Irawan Asaad, Director of Climate Change Mitigation at the Ministry of Environment/Environmental Control Agency, said that as part of its international commitment, Indonesia has ratified the Paris Agreement. The energy sector plays a major role in this effort, with significant emission reduction targets, including the use of renewable energy and low-carbon technology. However, hydrogen has not been fully included in Indonesia’s Nationally Determined Contribution (NDC) strategy despite its great potential for emission reduction.
“Indonesia also focuses on energy efficiency, renewable energy development, and the use of low-carbon fuels to reduce emissions. In addition to the energy sector, the transportation and industrial sectors, including electric vehicles and green buildings, are also part of the climate change mitigation strategy. To achieve this target, collaboration between the government, private sector, and other stakeholders is very important,” Irawan emphasized at the Global Hydrogen Ecosystem 2025 event which was also sponsored by the Institute for Essential Services Reform (IESR) with support from the British Government through the Green Energy Transition Indonesia (GETI) project, on Wednesday (16/4).
Meanwhile, Fabby Tumiwa, Executive Director of the Institute for Essential Services Reform (IESR) emphasized that the reduction in the cost of green hydrogen can be achieved through two main factors, namely the reduction in the cost of renewable electricity and the reduction in the cost of electrolysis. IESR analysis shows that the cost of producing green hydrogen in Indonesia, especially from solar power, is expected to continue to decline and could reach USD 2 per kilogram by 2040. To achieve this target, Indonesia needs to address key cost factors through coordinated steps.
“The Indonesian government needs to implement policies that can reduce the cost of producing green hydrogen through policies on the supply and demand side. For example, implementing a tax credit policy like the United States, which offers incentives of up to USD 3 per kilogram to reduce production costs. In addition, contracts for price differences implemented in Japan can help producers by guaranteeing the difference between production costs and market prices,” said Fabby.
Then, on the demand side, said Fabby, policies such as the consumption mandate implemented in the European Union through the Renewable Energy Directive (RED III), which requires the use of clean hydrogen in the transportation and industrial sectors, are also important. Financial incentives for end users, such as support for hydrogen vehicles and infrastructure implemented in the United States through the Low Carbon Fuel Standard (LCFS), can also encourage the adoption of clean hydrogen.

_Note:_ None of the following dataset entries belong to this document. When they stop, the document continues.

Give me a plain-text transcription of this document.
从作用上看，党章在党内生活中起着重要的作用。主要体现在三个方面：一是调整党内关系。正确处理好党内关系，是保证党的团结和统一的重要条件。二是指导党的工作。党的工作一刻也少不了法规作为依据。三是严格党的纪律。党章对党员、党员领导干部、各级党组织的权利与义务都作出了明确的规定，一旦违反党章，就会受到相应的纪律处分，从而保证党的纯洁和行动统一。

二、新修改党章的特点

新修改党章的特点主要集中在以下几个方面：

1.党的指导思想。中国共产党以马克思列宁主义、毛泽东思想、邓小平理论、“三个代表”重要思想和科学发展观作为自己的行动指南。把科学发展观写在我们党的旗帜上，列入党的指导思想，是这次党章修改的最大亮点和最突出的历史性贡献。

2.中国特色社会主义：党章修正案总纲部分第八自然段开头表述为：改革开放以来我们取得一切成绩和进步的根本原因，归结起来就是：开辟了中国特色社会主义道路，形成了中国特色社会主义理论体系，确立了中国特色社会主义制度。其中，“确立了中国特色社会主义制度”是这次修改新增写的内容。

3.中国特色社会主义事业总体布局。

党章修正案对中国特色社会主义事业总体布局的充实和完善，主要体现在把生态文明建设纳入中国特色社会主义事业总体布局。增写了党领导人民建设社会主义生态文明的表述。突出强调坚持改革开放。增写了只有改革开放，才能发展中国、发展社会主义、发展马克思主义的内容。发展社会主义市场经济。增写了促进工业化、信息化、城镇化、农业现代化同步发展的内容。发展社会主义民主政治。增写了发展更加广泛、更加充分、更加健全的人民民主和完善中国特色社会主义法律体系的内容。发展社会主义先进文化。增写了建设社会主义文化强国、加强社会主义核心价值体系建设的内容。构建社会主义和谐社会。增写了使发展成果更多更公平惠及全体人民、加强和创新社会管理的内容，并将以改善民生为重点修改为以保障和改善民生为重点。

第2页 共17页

On the other hand, Muhammad Akbar Rhamdhani, Director of the Fluid and Process Dynamics (FPD) Group, Swinburne explained that currently several methods have developed in water electrolysis technology for hydrogen production. One of them is alkaline electrolysis, which is the most mature method and is already available for large-scale production.
“Although the production cost is lower, this technology still faces challenges in terms of low current density and suboptimal efficiency. Therefore, research and development need to be continued to improve the efficiency and durability of electrolysis technology,” Akbar emphasized.